Kto mnie zna, kto czasem czyta moje wypociny, ten wie, że ja to za opowiadaniami nie przepadam zbytnio. Ale, że to spod pióra Camilli to koniecznie musiałam ją mieć i przeczytać. Odkąd przeczytałam „Księżniczkę z lodu” totalnie przepadłam.
Książka ta to zbiór dwóch opowiadań.
Zacznę od pierwszego ‒ „Idziesz do więzienia”. Czworo najlepszych przyjaciół spędza razem sylwestra w willi jednego z nich. W miarę, gdy zbliża się północ, a nastolatkowie są coraz bardziej pijani na jaw wychodzą ich sekrety, które starannie ukrywali przed sobą nawzajem.

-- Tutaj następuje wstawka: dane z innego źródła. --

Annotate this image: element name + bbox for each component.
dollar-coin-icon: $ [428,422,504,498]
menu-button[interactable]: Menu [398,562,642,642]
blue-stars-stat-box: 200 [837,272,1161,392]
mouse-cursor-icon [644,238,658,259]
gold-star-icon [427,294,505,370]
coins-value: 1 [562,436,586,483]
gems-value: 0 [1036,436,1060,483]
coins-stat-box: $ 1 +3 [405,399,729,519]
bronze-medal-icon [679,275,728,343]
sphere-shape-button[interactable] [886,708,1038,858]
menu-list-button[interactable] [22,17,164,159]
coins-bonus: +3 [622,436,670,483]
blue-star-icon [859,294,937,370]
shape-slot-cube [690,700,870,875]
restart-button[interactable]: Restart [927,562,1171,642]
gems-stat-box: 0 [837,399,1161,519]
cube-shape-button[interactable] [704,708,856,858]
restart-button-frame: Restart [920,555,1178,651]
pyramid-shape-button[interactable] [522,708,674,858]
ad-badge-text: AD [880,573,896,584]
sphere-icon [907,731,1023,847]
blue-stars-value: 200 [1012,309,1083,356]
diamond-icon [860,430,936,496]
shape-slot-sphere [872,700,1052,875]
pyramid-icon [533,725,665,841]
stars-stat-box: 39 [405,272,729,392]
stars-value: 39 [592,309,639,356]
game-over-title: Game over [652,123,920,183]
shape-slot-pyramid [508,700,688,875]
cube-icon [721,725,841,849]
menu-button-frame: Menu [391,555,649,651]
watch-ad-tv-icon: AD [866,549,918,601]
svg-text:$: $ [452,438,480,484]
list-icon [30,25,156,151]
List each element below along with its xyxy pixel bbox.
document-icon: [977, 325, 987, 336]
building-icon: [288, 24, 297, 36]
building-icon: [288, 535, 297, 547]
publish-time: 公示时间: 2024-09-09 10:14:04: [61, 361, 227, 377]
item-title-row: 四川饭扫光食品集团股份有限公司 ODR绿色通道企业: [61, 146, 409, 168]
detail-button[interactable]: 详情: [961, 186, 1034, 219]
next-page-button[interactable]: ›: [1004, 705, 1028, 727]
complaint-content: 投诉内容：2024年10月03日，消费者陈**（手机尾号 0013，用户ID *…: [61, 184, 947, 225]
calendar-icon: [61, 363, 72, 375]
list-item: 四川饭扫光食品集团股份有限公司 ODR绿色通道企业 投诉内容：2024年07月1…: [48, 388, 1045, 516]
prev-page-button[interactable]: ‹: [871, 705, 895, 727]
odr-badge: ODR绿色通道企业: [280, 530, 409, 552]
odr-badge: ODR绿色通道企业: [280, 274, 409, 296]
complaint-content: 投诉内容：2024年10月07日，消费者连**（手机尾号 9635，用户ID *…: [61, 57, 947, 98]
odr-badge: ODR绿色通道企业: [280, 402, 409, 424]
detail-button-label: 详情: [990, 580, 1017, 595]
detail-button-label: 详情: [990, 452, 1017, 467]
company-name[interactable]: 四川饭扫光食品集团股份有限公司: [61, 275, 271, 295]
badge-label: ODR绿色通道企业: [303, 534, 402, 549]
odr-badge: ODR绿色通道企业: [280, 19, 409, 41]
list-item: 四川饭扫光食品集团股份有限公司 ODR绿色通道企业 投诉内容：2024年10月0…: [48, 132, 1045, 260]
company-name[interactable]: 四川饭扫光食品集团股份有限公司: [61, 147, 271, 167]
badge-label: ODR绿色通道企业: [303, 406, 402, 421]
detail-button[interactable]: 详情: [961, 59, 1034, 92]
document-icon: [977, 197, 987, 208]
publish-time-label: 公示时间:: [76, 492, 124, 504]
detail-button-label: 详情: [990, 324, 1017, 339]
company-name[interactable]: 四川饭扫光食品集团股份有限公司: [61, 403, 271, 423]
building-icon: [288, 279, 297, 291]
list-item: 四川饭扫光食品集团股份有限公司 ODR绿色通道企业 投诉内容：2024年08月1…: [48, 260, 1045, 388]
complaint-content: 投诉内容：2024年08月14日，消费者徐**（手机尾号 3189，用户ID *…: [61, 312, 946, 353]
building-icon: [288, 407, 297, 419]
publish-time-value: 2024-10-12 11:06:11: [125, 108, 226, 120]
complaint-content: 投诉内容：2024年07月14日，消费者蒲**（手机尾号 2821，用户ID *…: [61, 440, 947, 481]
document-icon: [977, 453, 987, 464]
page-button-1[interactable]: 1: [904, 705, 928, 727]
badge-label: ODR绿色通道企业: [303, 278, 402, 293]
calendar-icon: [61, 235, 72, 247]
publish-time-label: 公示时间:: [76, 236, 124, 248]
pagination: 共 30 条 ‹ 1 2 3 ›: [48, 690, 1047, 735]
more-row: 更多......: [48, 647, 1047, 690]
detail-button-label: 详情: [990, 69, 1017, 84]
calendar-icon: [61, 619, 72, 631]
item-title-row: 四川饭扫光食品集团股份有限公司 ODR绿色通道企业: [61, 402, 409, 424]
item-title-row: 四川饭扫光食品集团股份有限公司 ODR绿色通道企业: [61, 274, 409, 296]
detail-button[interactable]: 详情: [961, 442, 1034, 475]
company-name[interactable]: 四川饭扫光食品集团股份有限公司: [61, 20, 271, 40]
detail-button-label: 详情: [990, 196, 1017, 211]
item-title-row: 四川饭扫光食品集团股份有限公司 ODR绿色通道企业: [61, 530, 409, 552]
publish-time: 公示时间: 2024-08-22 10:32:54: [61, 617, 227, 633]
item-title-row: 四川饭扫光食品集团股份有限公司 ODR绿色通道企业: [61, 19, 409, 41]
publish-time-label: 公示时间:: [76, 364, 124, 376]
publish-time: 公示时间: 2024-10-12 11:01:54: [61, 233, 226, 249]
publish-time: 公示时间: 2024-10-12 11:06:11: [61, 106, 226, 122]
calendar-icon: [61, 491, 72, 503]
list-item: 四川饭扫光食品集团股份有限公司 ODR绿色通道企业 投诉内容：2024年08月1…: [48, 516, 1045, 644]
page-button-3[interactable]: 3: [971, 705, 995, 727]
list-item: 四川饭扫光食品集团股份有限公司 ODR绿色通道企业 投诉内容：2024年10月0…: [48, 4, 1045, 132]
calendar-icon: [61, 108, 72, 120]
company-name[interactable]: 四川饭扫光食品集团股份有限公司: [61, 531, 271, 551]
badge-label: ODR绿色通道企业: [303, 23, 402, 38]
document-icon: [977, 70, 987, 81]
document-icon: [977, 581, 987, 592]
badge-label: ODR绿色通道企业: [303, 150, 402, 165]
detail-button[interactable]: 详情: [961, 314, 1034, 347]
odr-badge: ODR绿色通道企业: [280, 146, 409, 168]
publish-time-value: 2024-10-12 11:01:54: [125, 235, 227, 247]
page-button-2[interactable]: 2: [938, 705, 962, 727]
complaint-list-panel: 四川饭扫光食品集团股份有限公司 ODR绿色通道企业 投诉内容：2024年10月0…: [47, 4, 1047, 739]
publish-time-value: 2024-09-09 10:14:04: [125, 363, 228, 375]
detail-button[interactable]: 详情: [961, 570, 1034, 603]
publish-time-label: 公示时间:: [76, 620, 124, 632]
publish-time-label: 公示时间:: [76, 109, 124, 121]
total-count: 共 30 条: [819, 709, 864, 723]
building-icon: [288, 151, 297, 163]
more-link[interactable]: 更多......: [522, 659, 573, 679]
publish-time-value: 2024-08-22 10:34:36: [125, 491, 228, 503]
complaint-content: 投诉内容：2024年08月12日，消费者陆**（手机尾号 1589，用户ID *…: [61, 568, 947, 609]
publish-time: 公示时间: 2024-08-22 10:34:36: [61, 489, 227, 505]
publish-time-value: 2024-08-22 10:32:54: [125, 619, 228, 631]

Ależ tam było zakłamania i obłudy. Nikt nie był święty. Szybka historia i choć czasem irytująca to podobało mi się.
Drugie opowiadanie „Kobiety bez litości“. To trzy historie, trzech kobiet, które w różny sposób są maltretowane przez swoich mężów i tego, na co są gotowe, aby wyrwać się z takiej relacji.
No cóż, sposób przedstawienia tego opowiadania jest na pewno bardziej emocjonujący niż pierwszego, czuć większe napięcie. Nie lubię historii, gdy kobietom dzieje się krzywda fizyczna. Ale jest tego tu tylko odrobina i całościowo podobała mi się.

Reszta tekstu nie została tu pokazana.